Читаем Закат Западного мира. Очерки морфологии мировой истории. Том 1 полностью

Шпенглера могут обвинить в субъективизме и бесконечном умножении миров (сколько людей, столько и мировосприятий, а следовательно, и миров). Вопрос в том, с каких позиций будет раздаваться такая критика. Кантианцев (для которых время и пространство – «формы созерцания», заложенные в нас от природы) можно спросить, уверены ли они, что эти формы даны человеку раз и навсегда и не способны меняться. Ведь при таком изменении форм времени и пространства мы как раз, возможно, и получим искомые типы мировосприятия. Более же прямолинейных и почти поголовных в наши дни (независимо от атеизма или принадлежности к той или иной конфессии) материалистов можно сначала спросить, присуще ли, по их мнению, материи развитие. Вероятнее всего, последует положительный ответ: способных в наше время ради отрицания творения мира настаивать на его неизменности найдется не много. А поскольку время и пространство, по материалистическим представлениям, являются атрибутами материи, нелепо думать, что такое развитие (а значит, соответствующее изменение также и времени с пространством) приостановилось как раз тогда, когда на Земле появились люди[394].
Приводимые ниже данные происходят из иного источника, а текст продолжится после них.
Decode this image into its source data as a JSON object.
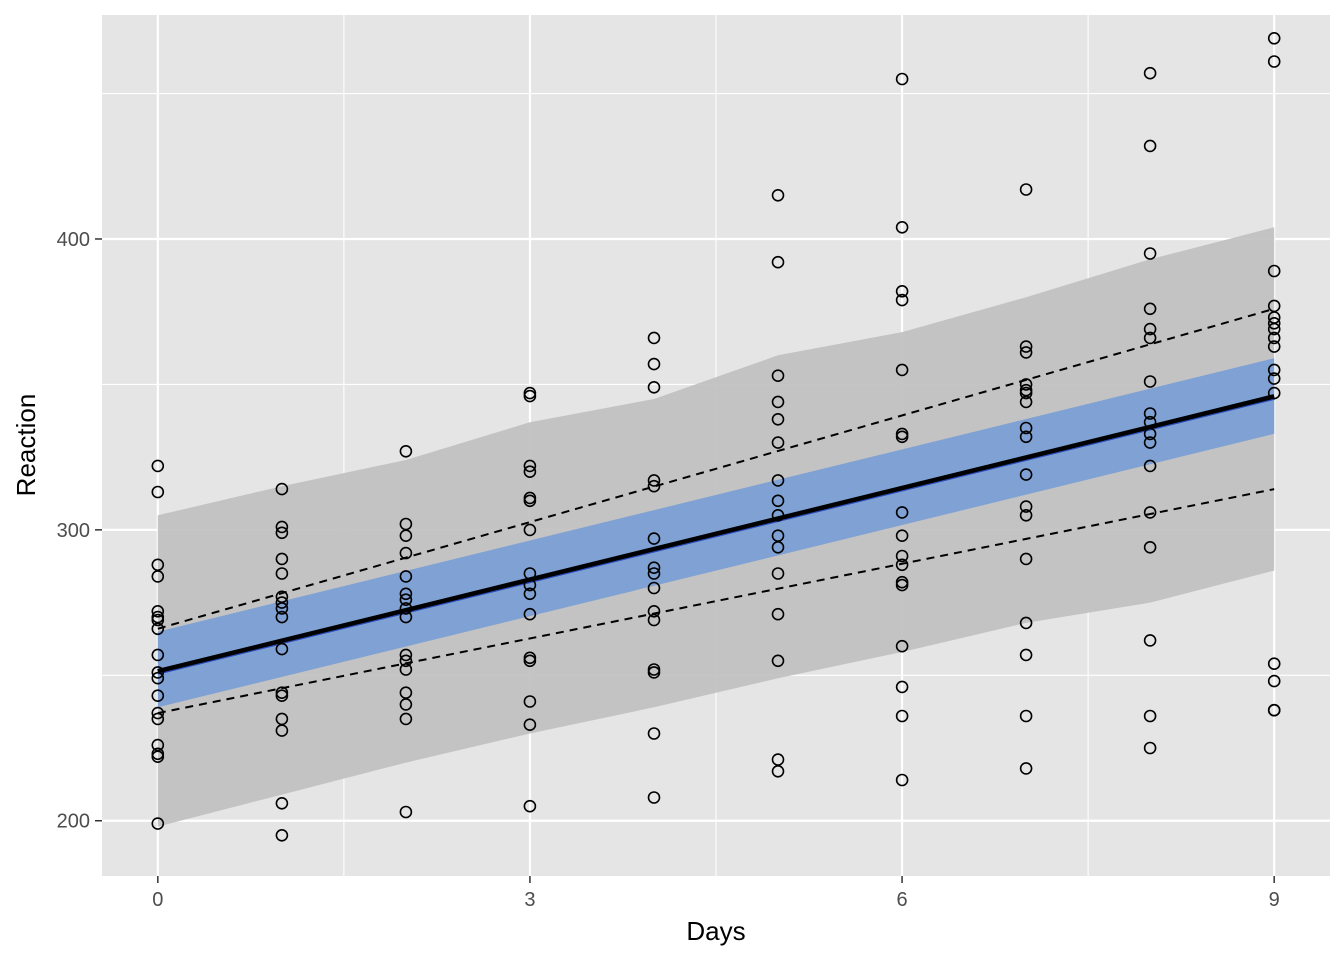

Так, можно предположить, что в прежние времена структура земных сил была иной, что и объясняет как загадку возникновения многих сооружений (например, одна из двух балок притолоки в т. н. гробнице Атрея близ развалин Микен весит более 120 т – примеры можно было бы множить до бесконечности), так и их функциональность. Зачем было возводить т. н. «циклопическую кладку», если противник заведомо ничего не сможет поделать с камнями, весящими в десятки раз меньше? Вывод один: эти камни тогда было гораздо легче ставить на место, а значит, легче и разбирать. Но, получается, и пространство тогда было иным: известно ведь, что гравитационные массы заставляют пространство искривляться, но, возможно, как предполагает наука, связь гравитации с пространством еще более фундаментальная[395].

Менялся и сам человек. Например, в Древнем Египте люди еще не видели

солнца. Отсюда эта поразительная, упоминаемая Шпенглером (введение, § 4, в конце) надпись на пирамиде: «Аменемхет наблюдает красоту Солнца». Что удивительного в наблюдении Солнца, чтобы специально упоминать об этом? Как раз способность видеть солнце и выделяла фараона из прочих людей. Между прочим, в связи с упомянутыми в предыдущем абзаце «циклопическими кладками» неплохо было бы разобраться и с великанами, которых когда-то было немало на Земле: ведь они вполне могли помочь в их возведении (так, рассказывают о возведении Аполлоном и Посейдоном стен Трои). Впрочем, великаны, скорее всего, людьми в полном смысле слова не были, но вот уж человекообразными их точно назвать можно.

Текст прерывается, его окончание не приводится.